Mon, 13 Sep 1999 23:14:00 +0000

JP, to answer your question about hacking with a CGI:
there are some scripts around that let you pass information about where a file to print on the web-page (e.g., the hit-counter) resides, so if you pass a different path, like:
http://www.blah.com/cgi-bin/hit.cgi?path=/etc/passwd
you'll find the whole unix-password file printed on your browser-window )
and before you even try, i think every half-educated server-admin should know about this and use shadow-passwords that can't be accessed by everybody.
later
patrick

fairhousing — Mon, 13 Sep 1999 00:00:00 +0000

all of my files were deleted. the only file left was the crackers taunting index.html file. however, they still had access whenever the passwords were changed. anyways, i can't really go into much more detail about it at this point.

----------
My Site Got Hacked, Check It Out!
http://www.birminghamnet.com

JP Stones — Sun, 12 Sep 1999 22:03:00 +0000

This is very interesting indeed, anyone have any more info?
JP

----------
[red]The Next Step in Website Development [/red] - http://www.what-next.com
The Webmaster Promotion and Resource Center

fairhousing — Fri, 10 Sep 1999 20:09:00 +0000

i'll be posting more info in the "general discussion" topic area under "getting hacked" when i get some time.

more forum member input is appreciated

thanks in advance

----------
My Site Got Hacked, Check It Out!
http://www.birminghamnet.com

Kilroy — Fri, 10 Sep 1999 18:07:00 +0000

Just a quick note,
I had an acquaintance that had his site severly defaced and hacked.
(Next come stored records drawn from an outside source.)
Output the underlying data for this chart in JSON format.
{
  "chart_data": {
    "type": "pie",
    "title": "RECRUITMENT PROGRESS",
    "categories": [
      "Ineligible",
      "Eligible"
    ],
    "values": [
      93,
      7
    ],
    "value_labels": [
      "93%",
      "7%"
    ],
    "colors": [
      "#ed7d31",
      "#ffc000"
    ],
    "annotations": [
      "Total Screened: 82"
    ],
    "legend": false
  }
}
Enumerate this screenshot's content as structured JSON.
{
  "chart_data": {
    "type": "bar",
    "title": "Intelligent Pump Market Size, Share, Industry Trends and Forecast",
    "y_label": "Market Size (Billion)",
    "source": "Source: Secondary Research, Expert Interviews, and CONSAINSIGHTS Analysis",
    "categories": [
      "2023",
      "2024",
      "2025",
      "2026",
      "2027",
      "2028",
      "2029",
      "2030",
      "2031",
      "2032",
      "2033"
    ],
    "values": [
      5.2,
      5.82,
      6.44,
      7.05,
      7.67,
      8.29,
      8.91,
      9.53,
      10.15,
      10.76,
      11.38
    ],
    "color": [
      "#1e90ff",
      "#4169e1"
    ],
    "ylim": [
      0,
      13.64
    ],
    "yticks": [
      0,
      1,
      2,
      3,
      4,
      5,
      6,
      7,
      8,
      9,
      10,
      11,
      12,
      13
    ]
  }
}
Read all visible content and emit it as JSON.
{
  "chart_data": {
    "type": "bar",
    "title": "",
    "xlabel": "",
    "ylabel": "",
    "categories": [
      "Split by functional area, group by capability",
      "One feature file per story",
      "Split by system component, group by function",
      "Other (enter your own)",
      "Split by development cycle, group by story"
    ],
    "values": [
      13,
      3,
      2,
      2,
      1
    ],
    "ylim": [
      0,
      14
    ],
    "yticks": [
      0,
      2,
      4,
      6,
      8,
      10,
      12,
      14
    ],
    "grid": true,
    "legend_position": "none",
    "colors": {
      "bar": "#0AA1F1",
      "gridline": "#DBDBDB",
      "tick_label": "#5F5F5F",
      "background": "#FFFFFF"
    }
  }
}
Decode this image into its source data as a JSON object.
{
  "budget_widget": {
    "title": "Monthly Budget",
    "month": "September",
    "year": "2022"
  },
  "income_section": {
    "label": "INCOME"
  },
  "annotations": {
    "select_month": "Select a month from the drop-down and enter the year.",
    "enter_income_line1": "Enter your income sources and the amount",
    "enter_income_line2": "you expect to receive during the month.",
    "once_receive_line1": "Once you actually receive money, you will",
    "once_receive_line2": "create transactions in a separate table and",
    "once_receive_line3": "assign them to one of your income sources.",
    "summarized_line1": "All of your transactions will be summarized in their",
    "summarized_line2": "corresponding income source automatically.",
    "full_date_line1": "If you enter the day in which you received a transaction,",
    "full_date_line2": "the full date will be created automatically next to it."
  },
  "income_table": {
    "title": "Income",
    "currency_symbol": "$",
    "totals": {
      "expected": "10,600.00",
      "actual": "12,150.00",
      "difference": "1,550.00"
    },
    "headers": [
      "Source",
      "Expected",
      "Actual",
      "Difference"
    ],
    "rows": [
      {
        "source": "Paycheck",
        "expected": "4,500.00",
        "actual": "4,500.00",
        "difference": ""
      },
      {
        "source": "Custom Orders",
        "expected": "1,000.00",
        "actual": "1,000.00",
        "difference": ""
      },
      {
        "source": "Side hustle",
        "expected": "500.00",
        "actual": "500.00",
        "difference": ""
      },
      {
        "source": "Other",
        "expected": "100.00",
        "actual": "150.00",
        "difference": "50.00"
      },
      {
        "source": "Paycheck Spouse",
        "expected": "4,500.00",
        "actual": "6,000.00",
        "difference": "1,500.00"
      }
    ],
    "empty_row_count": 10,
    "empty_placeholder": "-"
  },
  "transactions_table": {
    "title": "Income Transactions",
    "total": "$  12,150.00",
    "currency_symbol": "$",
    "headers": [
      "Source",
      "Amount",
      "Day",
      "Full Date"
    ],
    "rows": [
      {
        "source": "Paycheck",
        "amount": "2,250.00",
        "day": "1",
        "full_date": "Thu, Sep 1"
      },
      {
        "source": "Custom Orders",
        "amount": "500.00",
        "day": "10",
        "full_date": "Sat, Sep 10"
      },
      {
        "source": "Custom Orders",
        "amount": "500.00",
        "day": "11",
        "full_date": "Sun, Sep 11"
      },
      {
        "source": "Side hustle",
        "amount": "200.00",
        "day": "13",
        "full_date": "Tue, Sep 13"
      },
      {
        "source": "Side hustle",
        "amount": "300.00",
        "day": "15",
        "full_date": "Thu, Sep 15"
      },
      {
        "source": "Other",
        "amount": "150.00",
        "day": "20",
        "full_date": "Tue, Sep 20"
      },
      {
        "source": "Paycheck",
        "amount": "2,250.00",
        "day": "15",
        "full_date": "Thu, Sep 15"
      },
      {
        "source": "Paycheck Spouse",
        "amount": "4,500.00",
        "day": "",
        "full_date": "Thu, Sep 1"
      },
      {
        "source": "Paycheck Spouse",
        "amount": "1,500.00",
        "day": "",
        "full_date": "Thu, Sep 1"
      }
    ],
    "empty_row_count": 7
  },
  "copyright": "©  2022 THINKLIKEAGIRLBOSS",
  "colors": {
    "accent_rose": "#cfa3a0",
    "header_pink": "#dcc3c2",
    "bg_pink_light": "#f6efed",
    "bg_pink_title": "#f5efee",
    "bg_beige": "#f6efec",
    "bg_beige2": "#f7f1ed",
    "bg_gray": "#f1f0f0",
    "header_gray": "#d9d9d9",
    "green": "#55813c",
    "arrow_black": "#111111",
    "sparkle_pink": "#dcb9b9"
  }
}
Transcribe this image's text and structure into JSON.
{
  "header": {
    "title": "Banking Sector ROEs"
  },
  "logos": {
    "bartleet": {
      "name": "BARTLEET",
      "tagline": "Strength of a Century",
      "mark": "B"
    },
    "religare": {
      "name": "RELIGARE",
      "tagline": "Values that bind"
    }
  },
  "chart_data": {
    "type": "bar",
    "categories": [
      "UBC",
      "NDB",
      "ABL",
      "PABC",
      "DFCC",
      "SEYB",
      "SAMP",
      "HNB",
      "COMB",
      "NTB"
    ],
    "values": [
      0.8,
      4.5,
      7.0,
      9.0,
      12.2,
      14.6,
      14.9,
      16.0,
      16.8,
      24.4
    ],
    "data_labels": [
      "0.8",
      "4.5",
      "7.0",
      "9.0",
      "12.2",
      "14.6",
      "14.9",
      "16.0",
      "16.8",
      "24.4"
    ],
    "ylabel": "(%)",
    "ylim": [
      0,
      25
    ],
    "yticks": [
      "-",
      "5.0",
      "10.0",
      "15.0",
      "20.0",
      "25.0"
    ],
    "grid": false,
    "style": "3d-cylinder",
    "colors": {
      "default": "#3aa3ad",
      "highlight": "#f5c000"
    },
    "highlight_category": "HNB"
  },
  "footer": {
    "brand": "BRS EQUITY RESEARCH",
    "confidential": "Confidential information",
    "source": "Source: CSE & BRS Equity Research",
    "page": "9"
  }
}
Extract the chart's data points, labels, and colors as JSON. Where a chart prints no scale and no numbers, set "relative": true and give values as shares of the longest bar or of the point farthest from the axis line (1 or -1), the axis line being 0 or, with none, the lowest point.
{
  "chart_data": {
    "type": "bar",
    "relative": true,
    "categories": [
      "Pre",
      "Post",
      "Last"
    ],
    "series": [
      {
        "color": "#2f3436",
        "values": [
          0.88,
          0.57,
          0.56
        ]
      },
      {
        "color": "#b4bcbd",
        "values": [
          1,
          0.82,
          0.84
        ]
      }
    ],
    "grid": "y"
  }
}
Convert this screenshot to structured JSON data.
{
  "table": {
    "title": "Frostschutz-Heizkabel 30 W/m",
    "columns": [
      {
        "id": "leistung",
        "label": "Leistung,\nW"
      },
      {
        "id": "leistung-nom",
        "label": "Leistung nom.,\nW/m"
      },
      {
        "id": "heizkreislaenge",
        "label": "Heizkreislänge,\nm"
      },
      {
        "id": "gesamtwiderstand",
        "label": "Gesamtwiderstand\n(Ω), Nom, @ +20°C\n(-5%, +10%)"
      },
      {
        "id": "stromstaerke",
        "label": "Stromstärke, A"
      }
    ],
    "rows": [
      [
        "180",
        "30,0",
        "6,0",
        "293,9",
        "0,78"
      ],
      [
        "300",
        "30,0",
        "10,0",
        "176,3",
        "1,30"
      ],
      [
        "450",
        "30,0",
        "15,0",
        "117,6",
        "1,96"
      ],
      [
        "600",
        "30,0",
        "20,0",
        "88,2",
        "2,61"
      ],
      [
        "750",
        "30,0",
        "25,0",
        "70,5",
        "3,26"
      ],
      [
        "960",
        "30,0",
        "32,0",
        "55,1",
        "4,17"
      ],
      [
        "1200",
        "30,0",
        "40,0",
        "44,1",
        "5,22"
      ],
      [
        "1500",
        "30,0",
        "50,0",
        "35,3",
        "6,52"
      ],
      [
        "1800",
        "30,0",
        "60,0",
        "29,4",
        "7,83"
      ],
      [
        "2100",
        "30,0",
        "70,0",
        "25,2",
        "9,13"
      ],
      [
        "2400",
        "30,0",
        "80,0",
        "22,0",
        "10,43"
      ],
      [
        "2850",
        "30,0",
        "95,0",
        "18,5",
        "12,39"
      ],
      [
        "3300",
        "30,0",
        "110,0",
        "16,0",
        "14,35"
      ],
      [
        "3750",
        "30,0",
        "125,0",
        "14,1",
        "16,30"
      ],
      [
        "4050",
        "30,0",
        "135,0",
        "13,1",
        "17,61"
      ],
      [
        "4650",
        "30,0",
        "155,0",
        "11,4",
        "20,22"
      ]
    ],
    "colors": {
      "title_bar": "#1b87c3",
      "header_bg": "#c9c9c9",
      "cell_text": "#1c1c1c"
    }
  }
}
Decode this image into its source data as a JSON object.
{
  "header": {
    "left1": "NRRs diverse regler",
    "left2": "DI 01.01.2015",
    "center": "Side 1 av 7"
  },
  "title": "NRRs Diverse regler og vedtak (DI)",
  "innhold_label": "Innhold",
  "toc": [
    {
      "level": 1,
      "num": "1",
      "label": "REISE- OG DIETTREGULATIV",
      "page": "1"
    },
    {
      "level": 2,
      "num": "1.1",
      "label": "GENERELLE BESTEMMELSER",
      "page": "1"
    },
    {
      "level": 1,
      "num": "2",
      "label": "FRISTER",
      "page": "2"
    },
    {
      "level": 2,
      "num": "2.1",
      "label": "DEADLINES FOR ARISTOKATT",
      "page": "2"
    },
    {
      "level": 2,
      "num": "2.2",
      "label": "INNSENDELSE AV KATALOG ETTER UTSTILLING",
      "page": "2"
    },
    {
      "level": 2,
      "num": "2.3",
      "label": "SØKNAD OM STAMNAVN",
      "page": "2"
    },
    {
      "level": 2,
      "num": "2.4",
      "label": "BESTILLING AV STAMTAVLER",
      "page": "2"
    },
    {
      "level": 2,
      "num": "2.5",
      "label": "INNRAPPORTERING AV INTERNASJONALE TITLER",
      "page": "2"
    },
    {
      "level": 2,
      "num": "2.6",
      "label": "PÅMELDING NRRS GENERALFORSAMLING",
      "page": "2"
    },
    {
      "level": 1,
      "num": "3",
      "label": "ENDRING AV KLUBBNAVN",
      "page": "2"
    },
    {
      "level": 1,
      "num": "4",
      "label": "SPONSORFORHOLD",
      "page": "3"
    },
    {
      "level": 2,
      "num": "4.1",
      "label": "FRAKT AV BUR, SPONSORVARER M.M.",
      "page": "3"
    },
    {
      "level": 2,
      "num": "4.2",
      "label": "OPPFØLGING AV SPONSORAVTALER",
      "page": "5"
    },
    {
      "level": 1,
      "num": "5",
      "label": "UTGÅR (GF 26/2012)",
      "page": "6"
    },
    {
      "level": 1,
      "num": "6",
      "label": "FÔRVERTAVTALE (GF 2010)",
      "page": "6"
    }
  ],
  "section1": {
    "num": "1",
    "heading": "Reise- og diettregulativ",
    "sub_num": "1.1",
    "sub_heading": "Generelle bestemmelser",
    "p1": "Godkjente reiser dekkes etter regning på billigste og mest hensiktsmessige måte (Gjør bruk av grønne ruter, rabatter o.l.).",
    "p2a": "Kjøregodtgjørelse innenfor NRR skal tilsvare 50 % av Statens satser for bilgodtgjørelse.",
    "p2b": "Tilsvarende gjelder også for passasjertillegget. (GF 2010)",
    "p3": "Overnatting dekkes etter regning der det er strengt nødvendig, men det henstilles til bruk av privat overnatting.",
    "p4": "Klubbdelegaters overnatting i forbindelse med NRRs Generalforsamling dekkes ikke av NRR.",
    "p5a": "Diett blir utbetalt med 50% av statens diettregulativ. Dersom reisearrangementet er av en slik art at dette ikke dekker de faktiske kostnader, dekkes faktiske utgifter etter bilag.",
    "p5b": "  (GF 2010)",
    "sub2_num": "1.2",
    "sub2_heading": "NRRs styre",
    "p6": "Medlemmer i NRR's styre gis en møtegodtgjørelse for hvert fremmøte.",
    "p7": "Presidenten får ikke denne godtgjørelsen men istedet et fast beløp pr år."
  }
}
His upline, after a few days of investigation, said they somehow got access via his "Hitbox Counter" program... Not sure if this is possible... but may be something to look into.. alot of the external program, (ie counters, bbs, cgi scripts) apparently may allow it somehow, depending upon your server's setup???.... has anyone else experienced a hacking????

Zee — Fri, 10 Sep 1999 03:43:00 +0000

Hmm.. just a couple of questions... who are you hosting with? NT or Unix based? How many FTP/Telnet accounts were you using? Did you give any of your passwords out to anyone? What kind of any, CGI scripts were you running? I'm no hacker or security expert, but I'm just wondering how they got in... did you get back control of yer site yet?